While lunching at a restaurant in the Philippines with our son Paul, the mayor of Olongapo City (Subic Bay), and the mayor’s bodyguards, I noticed that my son Paul had chosen to sit with his back to a wall so he could keep his eye on who came through the door. Many civic leaders were being assassinated in the Philippines in the1980s.

Out in a far-flung barangay (village) in Luzon one dark night, a man suddenly appeared from behind me out of some bushes, and I had a strong feeling that I should get the team out of there quickly. My son later mentioned that months before he’d had the same feeling in the same place. It can be a bit disconcerting to see a man step out in front of you on a dark night in a strange place, and more so when you see an automatic pistol shoved down the back of his shorts. Goons with guns were common at the time.

In a different barangay on another night, I asked a man: “Are there NPA (New People’s Army) here tonight?” “Sure, pastor, they here,” he told me. I asked him: “What would they do if I spoke out against communism,” “Oh, they kill you,” he replied, matter-of-factly. Well, OK, I wasn’t sent there by the Lord to do that anyway.

On yet another dark night — where, I can’t remember — I was preaching in the light of a small lamp, when an explosion took place nearby. Then another, a bit closer. Then yet another, very close. Sounded to me like a shotgun. There was nowhere to hide or escape to (although a team member later told me that he was about to throw himself out of a window). The Lord enabled me to stay calm. I thought, well, if this is it, I’m ready… But in the event, the explosions were caused by huge firecrackers — louder than any I’d heard, before or since.

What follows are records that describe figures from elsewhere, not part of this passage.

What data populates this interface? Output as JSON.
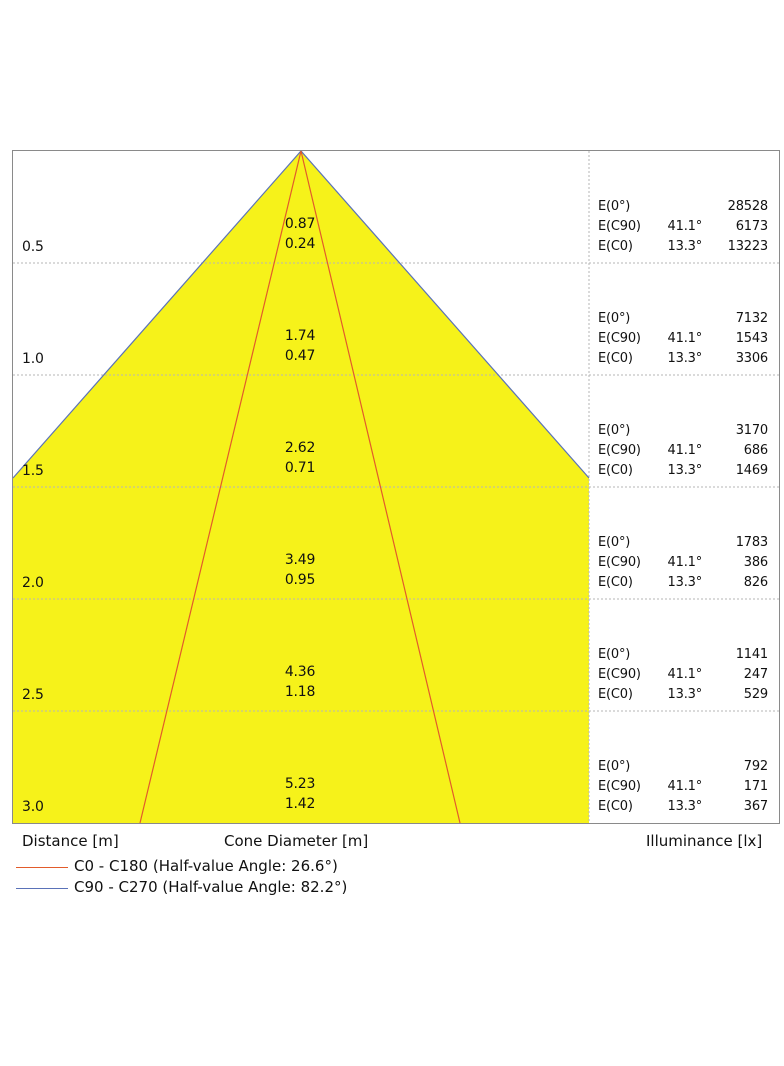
{
  "diagram": {
    "cone_fill": "#f6f21a",
    "grid_color": "#b5b5b5",
    "c0_color": "#e25b2b",
    "c90_color": "#5a72b8",
    "rows": [
      {
        "distance": "0.5",
        "diam_c90": "0.87",
        "diam_c0": "0.24",
        "e0_label": "E(0°)",
        "e0_value": "28528",
        "ec90_label": "E(C90)",
        "ec90_angle": "41.1°",
        "ec90_value": "6173",
        "ec0_label": "E(C0)",
        "ec0_angle": "13.3°",
        "ec0_value": "13223"
      },
      {
        "distance": "1.0",
        "diam_c90": "1.74",
        "diam_c0": "0.47",
        "e0_label": "E(0°)",
        "e0_value": "7132",
        "ec90_label": "E(C90)",
        "ec90_angle": "41.1°",
        "ec90_value": "1543",
        "ec0_label": "E(C0)",
        "ec0_angle": "13.3°",
        "ec0_value": "3306"
      },
      {
        "distance": "1.5",
        "diam_c90": "2.62",
        "diam_c0": "0.71",
        "e0_label": "E(0°)",
        "e0_value": "3170",
        "ec90_label": "E(C90)",
        "ec90_angle": "41.1°",
        "ec90_value": "686",
        "ec0_label": "E(C0)",
        "ec0_angle": "13.3°",
        "ec0_value": "1469"
      },
      {
        "distance": "2.0",
        "diam_c90": "3.49",
        "diam_c0": "0.95",
        "e0_label": "E(0°)",
        "e0_value": "1783",
        "ec90_label": "E(C90)",
        "ec90_angle": "41.1°",
        "ec90_value": "386",
        "ec0_label": "E(C0)",
        "ec0_angle": "13.3°",
        "ec0_value": "826"
      },
      {
        "distance": "2.5",
        "diam_c90": "4.36",
        "diam_c0": "1.18",
        "e0_label": "E(0°)",
        "e0_value": "1141",
        "ec90_label": "E(C90)",
        "ec90_angle": "41.1°",
        "ec90_value": "247",
        "ec0_label": "E(C0)",
        "ec0_angle": "13.3°",
        "ec0_value": "529"
      },
      {
        "distance": "3.0",
        "diam_c90": "5.23",
        "diam_c0": "1.42",
        "e0_label": "E(0°)",
        "e0_value": "792",
        "ec90_label": "E(C90)",
        "ec90_angle": "41.1°",
        "ec90_value": "171",
        "ec0_label": "E(C0)",
        "ec0_angle": "13.3°",
        "ec0_value": "367"
      }
    ],
    "axis_labels": {
      "distance": "Distance [m]",
      "cone_diameter": "Cone Diameter [m]",
      "illuminance": "Illuminance [lx]"
    },
    "legend": [
      {
        "text": "C0 - C180 (Half-value Angle: 26.6°)",
        "color": "#e25b2b"
      },
      {
        "text": "C90 - C270 (Half-value Angle: 82.2°)",
        "color": "#5a72b8"
      }
    ]
  }
}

So many stories from those days in the late 80s and early 90s, during my twenty ministry visits to the Philippines. On one day, Lorraine and I escaped injury or death three times. Then the Lord sent us to the UK, and I thought, “This will be different.” Well, it was, but also dramatic at times because of the miracles of healing the Lord did.

Our first of many meetings on the Channel Island of Jersey, off the coast of France, was unforgettable! The Spirit of God dropped into the meeting so powerfully, it was as though heaven had decided to pay us a visit!

I don’t live on memories — there are plenty more experiences to come. But every now and then Lorraine and I reminiscence about the ways the Lord kept us safe from — and at times through — “many dangers, toils and snares” (as the old hymn Amazing Grace puts it). Without doubt, God’s amazing grace has kept us safe thus far, and as the hymn so promisingly puts it, “Grace will see us home”.

Nor do I spend time speculating on, What ifs? I know that God will do in coming days what He did for us in past days. Times change but God doesn’t. “I am the LORD, I change not.” Nor does Jesus, who is “the same yesterday, and today and forever.” The safest place is the will of God, which is “good, and acceptable, and perfect”. Not three levels but three descriptions of God’s single, perfect will.

If you are not yet in it, then turn to Jesus and ask him to become the Lord of your life. In the final analysis, to be “saved” means “to be made safe” — and we all want that. Meanwhile, keep calm and carry on.